S2 Fig. Mutations in KIN17 and PRCC(null) promote usage of 3’ splice sites with minimal consensus sequence, upstream of 3‘ canonical splice sites similar to developmentally regulated alternative 3’ splicing.

(A) C. elegans 3’ splice site consensus sequence for 10,000 random wild-type introns, followed by the consensus sequence of the splice sites that were reduced in the mutant strains and then the consensus sequence of the splice sites that were promoted in the strains with mutations in KIN17(K23N), KIN17(M107I) and PRCC(null) respectively. (B) Most splice sites whose usage increases in the presence of KIN17(K23N), KIN17(M107I) and PRCC(null) are either 6 or 9 nucleotides upstream of the predominant wild-type splice site. Frequency of nucleotide shift between the splice site favored in wild type, and the splice site promoted in PRCC mutant. (C) Euler diagram shows extent of overlap between intronic events with changed 3’ splice site choice in KIN17(K23N), KIN17(M107I), and PRCC(null). (D) Euler diagram shows extent of overlap between all unique intronic events with changed 3’ splice site choice in this study, compared to the developmentally regulated 3’SS switching previously identified by our lab, in which certain introns show a shift towards usage of an alternative upstream 3’ SS in the germline, which has minimal consensus sequence aside from an AG dinucleotide at the end of the intron [64].

(TIF)

S3 Fig. Tissue Enrichment Analysis of mRNA-seq.

(TIF)

S4 Fig. PRP2 occupies the space in B^act formerly occupied by the SH3 domains of KIN17.
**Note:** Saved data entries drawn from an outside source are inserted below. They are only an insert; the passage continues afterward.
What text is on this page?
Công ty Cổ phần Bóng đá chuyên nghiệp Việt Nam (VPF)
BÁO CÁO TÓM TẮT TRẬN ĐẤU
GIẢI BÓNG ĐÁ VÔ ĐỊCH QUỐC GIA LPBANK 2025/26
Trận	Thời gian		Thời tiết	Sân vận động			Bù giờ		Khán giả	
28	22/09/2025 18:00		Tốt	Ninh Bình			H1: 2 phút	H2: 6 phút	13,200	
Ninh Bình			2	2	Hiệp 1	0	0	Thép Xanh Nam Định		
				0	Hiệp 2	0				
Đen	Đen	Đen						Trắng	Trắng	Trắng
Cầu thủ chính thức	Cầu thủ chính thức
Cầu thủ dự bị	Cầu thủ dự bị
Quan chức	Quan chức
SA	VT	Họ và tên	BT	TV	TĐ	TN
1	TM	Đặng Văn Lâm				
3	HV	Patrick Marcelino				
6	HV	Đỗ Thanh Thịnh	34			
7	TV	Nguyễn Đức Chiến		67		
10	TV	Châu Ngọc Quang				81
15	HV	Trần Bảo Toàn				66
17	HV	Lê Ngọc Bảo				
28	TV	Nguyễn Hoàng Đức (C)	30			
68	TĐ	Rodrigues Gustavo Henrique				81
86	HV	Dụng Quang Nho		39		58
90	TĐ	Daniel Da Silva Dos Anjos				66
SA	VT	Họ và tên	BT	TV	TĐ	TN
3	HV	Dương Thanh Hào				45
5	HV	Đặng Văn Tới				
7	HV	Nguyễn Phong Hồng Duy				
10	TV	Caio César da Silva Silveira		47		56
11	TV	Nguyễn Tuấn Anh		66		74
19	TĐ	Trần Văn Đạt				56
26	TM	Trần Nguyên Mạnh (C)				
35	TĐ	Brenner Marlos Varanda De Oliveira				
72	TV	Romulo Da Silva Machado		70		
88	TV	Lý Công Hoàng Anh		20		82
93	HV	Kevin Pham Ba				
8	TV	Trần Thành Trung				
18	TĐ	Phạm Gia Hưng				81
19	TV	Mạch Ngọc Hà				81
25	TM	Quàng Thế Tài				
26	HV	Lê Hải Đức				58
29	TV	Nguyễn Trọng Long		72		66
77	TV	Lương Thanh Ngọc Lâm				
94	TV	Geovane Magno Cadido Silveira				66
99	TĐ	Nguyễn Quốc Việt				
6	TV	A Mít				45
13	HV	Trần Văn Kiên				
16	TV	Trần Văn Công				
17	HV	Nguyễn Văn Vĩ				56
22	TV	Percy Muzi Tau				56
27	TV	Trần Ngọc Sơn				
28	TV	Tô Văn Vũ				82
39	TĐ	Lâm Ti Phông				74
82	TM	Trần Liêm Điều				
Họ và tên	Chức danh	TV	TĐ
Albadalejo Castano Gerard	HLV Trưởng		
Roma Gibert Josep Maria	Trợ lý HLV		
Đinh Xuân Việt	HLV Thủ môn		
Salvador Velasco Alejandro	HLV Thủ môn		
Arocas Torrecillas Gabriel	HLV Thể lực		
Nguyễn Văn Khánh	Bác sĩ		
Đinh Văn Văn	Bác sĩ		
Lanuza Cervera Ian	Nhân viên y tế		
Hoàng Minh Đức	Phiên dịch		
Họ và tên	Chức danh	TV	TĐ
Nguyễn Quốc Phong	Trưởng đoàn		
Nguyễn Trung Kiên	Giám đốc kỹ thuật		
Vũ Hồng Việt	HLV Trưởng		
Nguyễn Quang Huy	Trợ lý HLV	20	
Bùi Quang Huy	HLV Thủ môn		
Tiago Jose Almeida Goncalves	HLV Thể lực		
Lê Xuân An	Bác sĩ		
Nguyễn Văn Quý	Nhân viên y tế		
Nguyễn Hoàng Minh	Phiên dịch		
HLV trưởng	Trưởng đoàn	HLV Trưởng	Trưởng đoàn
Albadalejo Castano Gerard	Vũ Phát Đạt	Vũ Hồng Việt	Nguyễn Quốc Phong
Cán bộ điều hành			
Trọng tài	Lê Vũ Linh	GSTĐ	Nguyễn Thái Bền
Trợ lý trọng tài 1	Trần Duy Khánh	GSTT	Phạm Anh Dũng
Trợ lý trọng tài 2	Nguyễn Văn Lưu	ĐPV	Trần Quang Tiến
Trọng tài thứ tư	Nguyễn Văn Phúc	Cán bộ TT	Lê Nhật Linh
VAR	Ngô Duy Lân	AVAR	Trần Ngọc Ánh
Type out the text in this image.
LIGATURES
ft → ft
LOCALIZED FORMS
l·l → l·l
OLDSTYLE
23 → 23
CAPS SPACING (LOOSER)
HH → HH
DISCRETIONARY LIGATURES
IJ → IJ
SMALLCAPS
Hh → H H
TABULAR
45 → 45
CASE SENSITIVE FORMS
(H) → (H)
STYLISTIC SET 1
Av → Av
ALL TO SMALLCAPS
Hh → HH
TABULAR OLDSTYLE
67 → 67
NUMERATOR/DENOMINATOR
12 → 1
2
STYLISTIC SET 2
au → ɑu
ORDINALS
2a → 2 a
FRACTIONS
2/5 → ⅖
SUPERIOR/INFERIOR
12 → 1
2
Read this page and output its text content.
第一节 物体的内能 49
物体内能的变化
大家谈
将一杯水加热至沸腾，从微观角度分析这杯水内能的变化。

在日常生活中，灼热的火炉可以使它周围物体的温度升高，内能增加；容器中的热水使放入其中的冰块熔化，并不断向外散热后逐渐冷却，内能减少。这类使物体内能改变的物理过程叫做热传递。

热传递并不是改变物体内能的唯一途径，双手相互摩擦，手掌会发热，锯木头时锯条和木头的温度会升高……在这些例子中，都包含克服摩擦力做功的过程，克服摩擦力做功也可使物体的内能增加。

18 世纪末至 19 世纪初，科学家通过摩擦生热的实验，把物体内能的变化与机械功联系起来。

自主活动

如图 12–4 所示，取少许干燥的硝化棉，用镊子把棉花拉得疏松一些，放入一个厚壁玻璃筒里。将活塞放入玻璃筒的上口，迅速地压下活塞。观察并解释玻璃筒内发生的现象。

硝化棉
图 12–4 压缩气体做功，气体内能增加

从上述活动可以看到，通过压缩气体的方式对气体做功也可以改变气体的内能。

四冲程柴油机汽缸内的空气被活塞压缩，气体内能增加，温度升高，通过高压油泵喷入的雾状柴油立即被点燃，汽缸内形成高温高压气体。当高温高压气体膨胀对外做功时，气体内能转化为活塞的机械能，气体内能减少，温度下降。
A model of human activated B^act complex of the splicing cycle, based on Protein Data Bank structure #5Z58 [83] in four orientations, mirroring the orientations in Fig 8C, colors as noted in key, black circle indicates the exit channel where the pre-mRNA downstream of the branchpoint leaves the SF3b1 ring. The helicase PRP2 occupies the same binding site outside SF3b1 that KIN17 occupies in Fig 8C. PRP2 is required to pull on the pre-mRNA, in a subsequent step of spliceosome rearrangement.

(TIF)

Data Availability

Raw fastq reads from the high throughput mRNASeq experiments are available now at GEO GSE178335. https://www.ncbi.nlm.nih.gov/geo/query/acc.cgi?acc=GSE178335 DNA Sequences of raw, ENU mutagenized suppressor strains deposited at the NCBI Sample Read Archive as BioProject PRJNA778860 https://www.ncbi.nlm.nih.gov/sra/PRJNA778860.

Funding Statement

Research in the Zahler lab was previously supported by a grant from the National Science Foundation (MCB-1613867 to AMZ) and is currently supported by a grant from the National Institutes of Health (5R01GM135221 to AMZ). JMNGLS was supported by the UCSC MCD Graduate Training Grant (5T32GM133391). DRG is supported by the UCSC MARC Program (T34GM140956). The funders had no role in study design, data collection and analysis, decision to publish, or preparation of the manuscript.